En effet, à deux heures, la reine du désert, la mystérieuse Tembouctou, qui eut, comme Athènes et Rome, ses écoles de savants et ses chaires de philosophie, se déploya sous les regards des voyageurs.

Fergusson en suivait les moindres détails sur le plan tracé par Barth lui-même, et il en reconnut l’extrême exactitude.
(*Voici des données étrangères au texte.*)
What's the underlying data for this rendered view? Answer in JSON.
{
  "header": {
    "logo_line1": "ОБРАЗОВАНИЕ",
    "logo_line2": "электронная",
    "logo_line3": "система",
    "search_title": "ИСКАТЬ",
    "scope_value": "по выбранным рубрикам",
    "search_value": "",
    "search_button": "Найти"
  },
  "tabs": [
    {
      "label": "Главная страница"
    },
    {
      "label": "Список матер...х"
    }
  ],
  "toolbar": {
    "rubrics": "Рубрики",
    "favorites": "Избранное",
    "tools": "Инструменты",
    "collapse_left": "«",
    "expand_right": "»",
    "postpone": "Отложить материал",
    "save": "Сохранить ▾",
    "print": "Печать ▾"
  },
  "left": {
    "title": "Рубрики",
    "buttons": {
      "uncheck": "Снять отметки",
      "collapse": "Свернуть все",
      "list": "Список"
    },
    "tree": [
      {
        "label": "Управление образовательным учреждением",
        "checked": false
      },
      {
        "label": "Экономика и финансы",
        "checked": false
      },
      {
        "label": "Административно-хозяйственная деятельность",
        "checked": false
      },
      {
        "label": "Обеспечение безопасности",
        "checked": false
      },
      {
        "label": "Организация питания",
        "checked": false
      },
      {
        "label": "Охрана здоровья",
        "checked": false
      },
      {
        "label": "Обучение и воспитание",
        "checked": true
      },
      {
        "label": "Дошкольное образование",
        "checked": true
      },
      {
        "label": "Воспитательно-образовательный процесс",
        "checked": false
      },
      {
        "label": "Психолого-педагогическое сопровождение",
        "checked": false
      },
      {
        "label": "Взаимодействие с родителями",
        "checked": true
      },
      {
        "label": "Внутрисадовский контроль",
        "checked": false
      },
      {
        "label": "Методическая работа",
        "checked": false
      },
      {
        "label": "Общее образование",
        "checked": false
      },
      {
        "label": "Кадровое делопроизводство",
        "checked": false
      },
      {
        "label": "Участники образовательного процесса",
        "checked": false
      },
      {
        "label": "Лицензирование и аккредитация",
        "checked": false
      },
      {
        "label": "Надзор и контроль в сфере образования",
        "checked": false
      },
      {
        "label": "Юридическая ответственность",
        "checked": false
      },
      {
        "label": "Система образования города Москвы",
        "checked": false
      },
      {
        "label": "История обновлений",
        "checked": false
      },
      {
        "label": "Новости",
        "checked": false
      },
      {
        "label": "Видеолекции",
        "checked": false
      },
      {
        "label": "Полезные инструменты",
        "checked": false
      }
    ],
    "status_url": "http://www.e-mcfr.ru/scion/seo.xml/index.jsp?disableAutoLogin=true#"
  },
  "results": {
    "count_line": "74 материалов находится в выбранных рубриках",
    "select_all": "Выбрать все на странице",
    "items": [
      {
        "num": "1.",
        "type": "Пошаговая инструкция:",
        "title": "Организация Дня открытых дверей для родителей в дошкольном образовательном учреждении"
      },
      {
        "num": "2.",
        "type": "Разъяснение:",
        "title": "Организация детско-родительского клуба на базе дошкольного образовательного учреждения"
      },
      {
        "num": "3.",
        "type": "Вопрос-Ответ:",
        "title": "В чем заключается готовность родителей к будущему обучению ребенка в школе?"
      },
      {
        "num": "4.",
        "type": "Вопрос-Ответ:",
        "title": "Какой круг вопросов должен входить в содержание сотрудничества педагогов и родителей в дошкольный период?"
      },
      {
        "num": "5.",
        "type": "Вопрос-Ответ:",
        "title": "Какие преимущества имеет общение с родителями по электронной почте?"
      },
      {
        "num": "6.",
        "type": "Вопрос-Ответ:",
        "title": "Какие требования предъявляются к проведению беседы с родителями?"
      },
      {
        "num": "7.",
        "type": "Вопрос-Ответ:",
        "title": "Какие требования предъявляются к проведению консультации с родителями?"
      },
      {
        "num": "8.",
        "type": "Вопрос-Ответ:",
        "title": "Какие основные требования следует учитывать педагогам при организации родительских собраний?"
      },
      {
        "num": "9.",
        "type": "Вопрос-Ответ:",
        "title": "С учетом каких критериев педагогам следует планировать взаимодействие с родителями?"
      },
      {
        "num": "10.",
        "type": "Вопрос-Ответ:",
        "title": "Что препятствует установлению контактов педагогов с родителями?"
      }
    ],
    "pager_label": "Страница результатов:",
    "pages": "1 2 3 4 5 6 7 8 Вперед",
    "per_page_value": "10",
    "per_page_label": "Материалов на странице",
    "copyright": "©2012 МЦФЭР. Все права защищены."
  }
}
La ville forme un vaste triangle inscrit dans une immense plaine de sable blanc ; sa pointe se dirige vers le nord et perce un coin du désert ; rien aux alentours ; à peine quelques graminées, des mimosas nains et des arbrisseaux rabougris.

Quant à l’aspect de Tembouctou, que l’on se figure un entassement de billes et de dés à jouer ; voilà l’effet produit à vol d’oiseau ; les rues, assez étroites, sont bordées de maisons qui n’ont qu’un rez-de-chaussée, construites en briques cuites au soleil, et de huttes de paille et de roseaux, celles-ci coniques, celles-là carrées ; sur les terrasses sont nonchalamment étendus quelques habitants drapés dans leur robe éclatante, la lance ou le mousquet à la main ; de femmes point, à cette heure du jour.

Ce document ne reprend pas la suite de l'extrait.